• Mark Lister is Head of Private Wealth Research at Craigs Investment Partners (and a Mainfreight shareholder). This column is general in nature and should not be regarded as specific investment advice.
Yet again, this year has been a very profitable one for investors in almost all asset classes, with shares, real estate and bonds all doing well.
Looking ahead to next year, there is a plethora of things that could go wrong. While it's impossible to predict what might derail this increasingly mature bull market, here are five potholes worth thinking about in 2018.
1. An inflation surprise. Inflation has been missing in action for so long now that many people have given up on it returning anytime soon. Maybe that's fair, but inflation tides can change very quickly.
If labour market tightness in the US starts pushing up wages, or if rising factory prices in China become a global phenomenon, the benign "modest growth, no inflation" backdrop we've been enjoying could begin to fade. "Low growth, higher inflation" is far less friendly for investors.
2. The return of political risk. For the last couple of years, we've been worrying needlessly about political risk. Brexit came and went, as did Trump, as did the French election. None managed to dent the positive sentiment for long, and normal service quickly resumed.
Have we become a little complacent? Maybe, and there are a few events in 2018 that could shake things up a little. Italy is likely to go to the polls in April, while the US holds mid-term elections in November.
3. A housing market correction. If there's one thing that would really make things messy for us here in New Zealand it's a big correction in the property market, either here or in Australia (given they're our biggest trading partner).
We've got a lot of eggs in the housing basket, not to mention a scary level of debt sitting behind it. A major correction in house prices would do much more damage to our economy than a sharemarket or dairy price collapse.
4. A disorderly reaction to central banks changing tack.

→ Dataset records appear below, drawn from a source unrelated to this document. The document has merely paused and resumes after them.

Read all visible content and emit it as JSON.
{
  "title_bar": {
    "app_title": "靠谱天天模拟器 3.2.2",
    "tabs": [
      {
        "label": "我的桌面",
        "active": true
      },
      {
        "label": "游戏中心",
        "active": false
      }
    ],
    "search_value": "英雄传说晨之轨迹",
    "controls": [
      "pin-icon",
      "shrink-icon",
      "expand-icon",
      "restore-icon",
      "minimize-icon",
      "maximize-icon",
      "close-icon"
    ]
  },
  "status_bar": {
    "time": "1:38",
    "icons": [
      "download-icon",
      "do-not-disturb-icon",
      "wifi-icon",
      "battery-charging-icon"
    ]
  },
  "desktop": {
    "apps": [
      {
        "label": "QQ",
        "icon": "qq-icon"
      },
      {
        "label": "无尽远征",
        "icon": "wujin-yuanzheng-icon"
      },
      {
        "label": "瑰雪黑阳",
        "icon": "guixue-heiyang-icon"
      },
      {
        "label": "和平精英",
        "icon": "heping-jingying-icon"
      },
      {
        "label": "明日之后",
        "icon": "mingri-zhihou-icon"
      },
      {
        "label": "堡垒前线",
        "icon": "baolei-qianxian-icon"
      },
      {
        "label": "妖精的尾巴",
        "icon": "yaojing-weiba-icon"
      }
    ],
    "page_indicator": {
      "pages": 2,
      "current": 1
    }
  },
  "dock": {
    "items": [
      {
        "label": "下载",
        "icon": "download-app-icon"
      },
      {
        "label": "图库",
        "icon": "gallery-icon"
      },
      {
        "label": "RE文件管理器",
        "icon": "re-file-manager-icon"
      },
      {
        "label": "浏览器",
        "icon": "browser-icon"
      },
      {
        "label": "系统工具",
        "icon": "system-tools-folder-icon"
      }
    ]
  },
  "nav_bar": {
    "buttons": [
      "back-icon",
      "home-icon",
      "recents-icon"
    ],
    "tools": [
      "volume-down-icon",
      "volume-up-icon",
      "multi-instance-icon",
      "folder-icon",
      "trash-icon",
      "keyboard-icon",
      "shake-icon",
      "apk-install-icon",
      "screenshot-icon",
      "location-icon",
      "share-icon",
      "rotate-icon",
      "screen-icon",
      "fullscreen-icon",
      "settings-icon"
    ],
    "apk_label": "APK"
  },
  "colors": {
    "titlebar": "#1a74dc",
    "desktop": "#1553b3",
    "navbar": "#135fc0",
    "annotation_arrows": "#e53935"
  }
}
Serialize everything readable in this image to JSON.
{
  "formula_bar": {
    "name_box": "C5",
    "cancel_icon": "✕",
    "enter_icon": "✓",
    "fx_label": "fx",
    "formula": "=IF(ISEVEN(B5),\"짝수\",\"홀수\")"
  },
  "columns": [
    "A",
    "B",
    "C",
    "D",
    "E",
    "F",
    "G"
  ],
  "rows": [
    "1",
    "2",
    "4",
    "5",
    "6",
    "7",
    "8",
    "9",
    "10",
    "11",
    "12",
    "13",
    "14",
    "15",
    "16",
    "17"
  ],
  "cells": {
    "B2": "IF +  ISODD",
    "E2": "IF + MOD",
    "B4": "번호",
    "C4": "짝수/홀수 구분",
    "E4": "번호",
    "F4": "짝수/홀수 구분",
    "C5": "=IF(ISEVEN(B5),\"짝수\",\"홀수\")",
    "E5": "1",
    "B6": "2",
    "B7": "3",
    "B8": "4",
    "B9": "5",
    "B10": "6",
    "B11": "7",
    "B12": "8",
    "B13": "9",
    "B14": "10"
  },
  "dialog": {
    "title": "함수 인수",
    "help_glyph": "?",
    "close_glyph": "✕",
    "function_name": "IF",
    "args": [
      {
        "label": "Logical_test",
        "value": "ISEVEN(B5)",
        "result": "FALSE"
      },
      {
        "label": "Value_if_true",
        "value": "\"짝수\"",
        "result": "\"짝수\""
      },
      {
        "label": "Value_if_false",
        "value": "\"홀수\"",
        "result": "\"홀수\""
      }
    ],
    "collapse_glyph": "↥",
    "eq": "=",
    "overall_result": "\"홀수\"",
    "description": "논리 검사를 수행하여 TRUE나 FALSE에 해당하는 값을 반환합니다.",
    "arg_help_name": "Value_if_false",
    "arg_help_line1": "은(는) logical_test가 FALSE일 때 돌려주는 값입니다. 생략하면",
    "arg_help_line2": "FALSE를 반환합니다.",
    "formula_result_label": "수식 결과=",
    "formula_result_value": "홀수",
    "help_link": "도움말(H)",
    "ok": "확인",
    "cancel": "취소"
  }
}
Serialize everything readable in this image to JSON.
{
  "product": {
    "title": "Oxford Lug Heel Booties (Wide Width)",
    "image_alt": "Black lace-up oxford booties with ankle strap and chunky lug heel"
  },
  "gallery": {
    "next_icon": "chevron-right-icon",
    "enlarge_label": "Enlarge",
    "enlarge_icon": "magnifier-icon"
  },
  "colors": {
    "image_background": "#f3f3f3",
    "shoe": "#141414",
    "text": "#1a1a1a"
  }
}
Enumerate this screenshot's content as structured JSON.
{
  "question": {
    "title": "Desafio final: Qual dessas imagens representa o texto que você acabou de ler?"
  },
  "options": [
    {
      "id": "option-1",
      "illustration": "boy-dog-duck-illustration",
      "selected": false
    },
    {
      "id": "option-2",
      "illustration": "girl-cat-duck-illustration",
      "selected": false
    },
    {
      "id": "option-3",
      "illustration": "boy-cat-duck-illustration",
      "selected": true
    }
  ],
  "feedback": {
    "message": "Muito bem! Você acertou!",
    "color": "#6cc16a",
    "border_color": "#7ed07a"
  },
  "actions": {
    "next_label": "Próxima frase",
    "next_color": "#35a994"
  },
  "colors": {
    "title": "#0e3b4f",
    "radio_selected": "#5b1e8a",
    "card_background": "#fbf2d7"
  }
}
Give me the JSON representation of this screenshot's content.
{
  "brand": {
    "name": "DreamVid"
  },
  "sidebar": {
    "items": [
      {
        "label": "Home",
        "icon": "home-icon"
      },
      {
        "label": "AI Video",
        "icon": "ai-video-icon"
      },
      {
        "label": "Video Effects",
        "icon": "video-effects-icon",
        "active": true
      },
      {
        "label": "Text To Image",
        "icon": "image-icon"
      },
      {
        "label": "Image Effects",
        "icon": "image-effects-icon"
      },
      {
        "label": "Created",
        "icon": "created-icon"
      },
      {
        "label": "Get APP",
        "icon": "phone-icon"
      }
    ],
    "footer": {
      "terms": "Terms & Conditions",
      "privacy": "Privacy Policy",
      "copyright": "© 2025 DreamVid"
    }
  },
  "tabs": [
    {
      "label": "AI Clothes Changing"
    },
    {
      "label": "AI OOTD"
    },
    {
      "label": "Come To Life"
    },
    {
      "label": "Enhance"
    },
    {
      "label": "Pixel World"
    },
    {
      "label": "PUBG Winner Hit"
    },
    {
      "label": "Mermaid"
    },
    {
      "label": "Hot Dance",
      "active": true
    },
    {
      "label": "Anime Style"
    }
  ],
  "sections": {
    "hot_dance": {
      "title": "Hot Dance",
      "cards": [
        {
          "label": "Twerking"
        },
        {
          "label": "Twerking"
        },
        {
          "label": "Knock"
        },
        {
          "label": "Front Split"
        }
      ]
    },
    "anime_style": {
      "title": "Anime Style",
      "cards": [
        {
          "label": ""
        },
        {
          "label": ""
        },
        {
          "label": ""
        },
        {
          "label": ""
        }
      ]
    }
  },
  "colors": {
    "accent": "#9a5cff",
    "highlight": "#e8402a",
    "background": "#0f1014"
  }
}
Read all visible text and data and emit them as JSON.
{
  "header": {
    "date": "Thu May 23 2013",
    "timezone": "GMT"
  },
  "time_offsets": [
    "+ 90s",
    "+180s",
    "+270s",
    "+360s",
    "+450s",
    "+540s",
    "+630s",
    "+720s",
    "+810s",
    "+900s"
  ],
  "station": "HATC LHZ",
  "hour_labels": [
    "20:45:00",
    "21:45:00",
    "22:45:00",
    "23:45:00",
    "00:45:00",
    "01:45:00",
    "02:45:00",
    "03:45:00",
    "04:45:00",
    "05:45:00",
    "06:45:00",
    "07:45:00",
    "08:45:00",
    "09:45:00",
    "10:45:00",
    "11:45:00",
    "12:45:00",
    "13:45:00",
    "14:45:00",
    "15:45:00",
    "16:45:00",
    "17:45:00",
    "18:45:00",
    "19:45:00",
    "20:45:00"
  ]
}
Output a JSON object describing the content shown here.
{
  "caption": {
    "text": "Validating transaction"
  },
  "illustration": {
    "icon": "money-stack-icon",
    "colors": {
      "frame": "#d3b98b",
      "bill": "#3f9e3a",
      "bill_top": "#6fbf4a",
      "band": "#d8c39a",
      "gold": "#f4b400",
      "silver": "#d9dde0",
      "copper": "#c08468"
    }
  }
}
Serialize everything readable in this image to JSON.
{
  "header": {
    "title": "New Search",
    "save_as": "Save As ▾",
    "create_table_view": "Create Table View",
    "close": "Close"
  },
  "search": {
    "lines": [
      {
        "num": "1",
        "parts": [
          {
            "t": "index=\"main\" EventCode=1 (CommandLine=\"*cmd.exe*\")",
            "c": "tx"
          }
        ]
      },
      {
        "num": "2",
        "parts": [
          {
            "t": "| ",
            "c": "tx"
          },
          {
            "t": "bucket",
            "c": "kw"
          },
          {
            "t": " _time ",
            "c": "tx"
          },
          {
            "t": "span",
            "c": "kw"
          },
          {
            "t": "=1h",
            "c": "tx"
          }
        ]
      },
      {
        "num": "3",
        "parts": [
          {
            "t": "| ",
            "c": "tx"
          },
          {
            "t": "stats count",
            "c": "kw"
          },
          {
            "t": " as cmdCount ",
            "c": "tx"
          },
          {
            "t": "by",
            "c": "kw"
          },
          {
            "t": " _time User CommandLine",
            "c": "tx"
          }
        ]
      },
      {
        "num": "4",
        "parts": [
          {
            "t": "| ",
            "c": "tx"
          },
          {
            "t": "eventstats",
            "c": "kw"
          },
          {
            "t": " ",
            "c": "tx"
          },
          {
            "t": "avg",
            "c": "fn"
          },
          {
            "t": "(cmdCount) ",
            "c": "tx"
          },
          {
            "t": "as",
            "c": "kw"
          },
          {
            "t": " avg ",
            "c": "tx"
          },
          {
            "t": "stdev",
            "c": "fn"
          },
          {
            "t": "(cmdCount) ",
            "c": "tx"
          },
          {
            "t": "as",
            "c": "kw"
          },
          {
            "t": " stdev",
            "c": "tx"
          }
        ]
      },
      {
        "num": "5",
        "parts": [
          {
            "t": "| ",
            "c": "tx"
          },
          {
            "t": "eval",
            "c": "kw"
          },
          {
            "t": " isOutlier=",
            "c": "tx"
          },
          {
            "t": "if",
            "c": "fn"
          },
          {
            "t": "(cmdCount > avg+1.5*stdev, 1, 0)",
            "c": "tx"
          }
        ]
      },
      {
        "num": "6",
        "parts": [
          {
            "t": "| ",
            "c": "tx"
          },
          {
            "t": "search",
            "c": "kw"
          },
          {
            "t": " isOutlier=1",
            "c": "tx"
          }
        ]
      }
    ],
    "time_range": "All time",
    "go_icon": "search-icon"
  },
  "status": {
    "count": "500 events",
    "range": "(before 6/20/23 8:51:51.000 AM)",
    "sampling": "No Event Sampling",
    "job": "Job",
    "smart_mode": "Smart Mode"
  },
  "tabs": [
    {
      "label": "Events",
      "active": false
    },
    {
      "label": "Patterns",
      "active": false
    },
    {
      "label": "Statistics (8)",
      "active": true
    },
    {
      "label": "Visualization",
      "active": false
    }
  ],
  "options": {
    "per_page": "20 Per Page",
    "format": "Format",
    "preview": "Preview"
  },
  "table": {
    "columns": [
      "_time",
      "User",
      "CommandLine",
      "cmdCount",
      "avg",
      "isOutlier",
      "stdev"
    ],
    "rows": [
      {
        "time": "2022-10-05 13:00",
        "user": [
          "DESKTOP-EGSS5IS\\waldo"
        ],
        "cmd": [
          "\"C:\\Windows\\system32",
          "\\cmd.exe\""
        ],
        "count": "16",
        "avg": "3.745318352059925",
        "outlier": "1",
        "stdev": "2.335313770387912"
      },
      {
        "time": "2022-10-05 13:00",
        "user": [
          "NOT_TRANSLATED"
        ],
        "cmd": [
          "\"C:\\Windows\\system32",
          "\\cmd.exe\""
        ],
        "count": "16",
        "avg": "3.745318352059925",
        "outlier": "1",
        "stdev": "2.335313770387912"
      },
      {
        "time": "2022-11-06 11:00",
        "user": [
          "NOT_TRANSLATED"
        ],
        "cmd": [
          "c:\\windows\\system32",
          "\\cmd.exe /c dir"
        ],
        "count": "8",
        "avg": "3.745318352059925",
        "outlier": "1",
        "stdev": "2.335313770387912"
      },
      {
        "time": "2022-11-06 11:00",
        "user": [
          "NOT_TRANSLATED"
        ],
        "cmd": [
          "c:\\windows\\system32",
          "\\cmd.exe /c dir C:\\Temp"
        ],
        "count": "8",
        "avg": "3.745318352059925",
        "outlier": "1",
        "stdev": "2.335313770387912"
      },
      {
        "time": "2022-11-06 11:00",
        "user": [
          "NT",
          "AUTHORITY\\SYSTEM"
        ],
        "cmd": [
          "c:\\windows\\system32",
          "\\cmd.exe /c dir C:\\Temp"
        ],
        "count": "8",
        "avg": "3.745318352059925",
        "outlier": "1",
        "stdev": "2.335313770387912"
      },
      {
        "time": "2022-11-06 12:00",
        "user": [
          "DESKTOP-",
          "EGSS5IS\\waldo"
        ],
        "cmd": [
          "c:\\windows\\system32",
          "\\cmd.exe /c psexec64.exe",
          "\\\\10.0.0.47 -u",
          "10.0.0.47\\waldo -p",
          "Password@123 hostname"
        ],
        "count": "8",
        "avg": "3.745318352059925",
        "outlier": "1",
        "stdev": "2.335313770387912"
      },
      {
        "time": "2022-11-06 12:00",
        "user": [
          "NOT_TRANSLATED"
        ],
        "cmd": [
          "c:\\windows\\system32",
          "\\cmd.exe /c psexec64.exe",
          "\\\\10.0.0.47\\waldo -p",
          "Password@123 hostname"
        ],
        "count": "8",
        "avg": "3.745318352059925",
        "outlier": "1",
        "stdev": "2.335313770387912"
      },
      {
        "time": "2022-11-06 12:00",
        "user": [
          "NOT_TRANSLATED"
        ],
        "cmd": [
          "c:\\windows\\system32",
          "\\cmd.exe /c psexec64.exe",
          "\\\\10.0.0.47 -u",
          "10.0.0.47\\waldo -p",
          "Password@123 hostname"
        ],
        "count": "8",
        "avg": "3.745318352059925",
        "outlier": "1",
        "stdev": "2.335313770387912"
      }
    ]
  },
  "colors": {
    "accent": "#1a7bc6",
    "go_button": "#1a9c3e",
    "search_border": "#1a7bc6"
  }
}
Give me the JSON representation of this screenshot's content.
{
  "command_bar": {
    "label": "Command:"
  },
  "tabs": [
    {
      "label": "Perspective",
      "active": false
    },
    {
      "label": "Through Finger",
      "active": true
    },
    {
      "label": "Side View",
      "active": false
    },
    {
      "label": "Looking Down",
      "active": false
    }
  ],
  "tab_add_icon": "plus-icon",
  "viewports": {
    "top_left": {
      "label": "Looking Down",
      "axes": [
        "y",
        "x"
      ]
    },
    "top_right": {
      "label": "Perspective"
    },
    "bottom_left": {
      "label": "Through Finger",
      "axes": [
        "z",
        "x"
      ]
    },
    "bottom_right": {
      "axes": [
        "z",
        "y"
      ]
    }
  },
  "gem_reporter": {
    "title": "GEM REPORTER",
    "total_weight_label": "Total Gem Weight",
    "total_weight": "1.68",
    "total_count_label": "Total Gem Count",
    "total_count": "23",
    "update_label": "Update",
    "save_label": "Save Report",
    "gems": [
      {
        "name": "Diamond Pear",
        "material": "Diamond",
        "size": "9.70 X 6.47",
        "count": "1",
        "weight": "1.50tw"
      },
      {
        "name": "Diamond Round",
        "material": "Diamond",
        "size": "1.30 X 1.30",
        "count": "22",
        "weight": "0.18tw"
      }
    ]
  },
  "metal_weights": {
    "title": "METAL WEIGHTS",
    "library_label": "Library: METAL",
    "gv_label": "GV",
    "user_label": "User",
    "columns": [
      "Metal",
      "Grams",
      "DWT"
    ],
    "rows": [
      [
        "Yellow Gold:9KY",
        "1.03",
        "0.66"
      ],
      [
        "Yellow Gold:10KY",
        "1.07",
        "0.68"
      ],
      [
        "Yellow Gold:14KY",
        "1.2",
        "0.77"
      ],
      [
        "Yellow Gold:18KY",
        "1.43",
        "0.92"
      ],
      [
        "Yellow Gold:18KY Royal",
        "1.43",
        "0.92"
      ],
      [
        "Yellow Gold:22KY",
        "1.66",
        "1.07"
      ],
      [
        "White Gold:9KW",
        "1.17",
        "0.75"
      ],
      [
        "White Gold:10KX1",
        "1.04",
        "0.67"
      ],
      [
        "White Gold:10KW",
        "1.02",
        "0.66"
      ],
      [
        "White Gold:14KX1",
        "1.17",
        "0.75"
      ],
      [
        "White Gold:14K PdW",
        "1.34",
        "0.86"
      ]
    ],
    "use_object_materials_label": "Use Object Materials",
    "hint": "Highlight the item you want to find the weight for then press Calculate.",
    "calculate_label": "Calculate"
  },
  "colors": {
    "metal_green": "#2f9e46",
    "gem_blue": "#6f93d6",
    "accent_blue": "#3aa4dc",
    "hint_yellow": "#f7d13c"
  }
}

Markets have been accustomed to the world's central banks providing a steady diet of interest rate cuts, quantitative easing, and reassuring comments about how they'll do "whatever it takes".
However, the Federal Reserve in the US has started moving back towards normal, and the European economy is getting too strong for the European Central Bank not to inevitably follow.It could be very disruptive if it happens more quickly or aggressively than people think.
5. A sharper than expected slowdown in China. The world's second largest economy remains an enigma for many analysts. Credit growth has been extraordinary, debt levels look far too high and you can still only take the economic statistics with a grain of salt.
Then again, are you brave enough to bet against them? The economy is controlled centrally, as is the currency and just about everything else. The authorities can orchestrate whatever outcome they desire, to a degree.
China has an ambitious reform agenda planned, and while these should make for a more stable platform in the years ahead, they could come at the expense of growth in the short-term.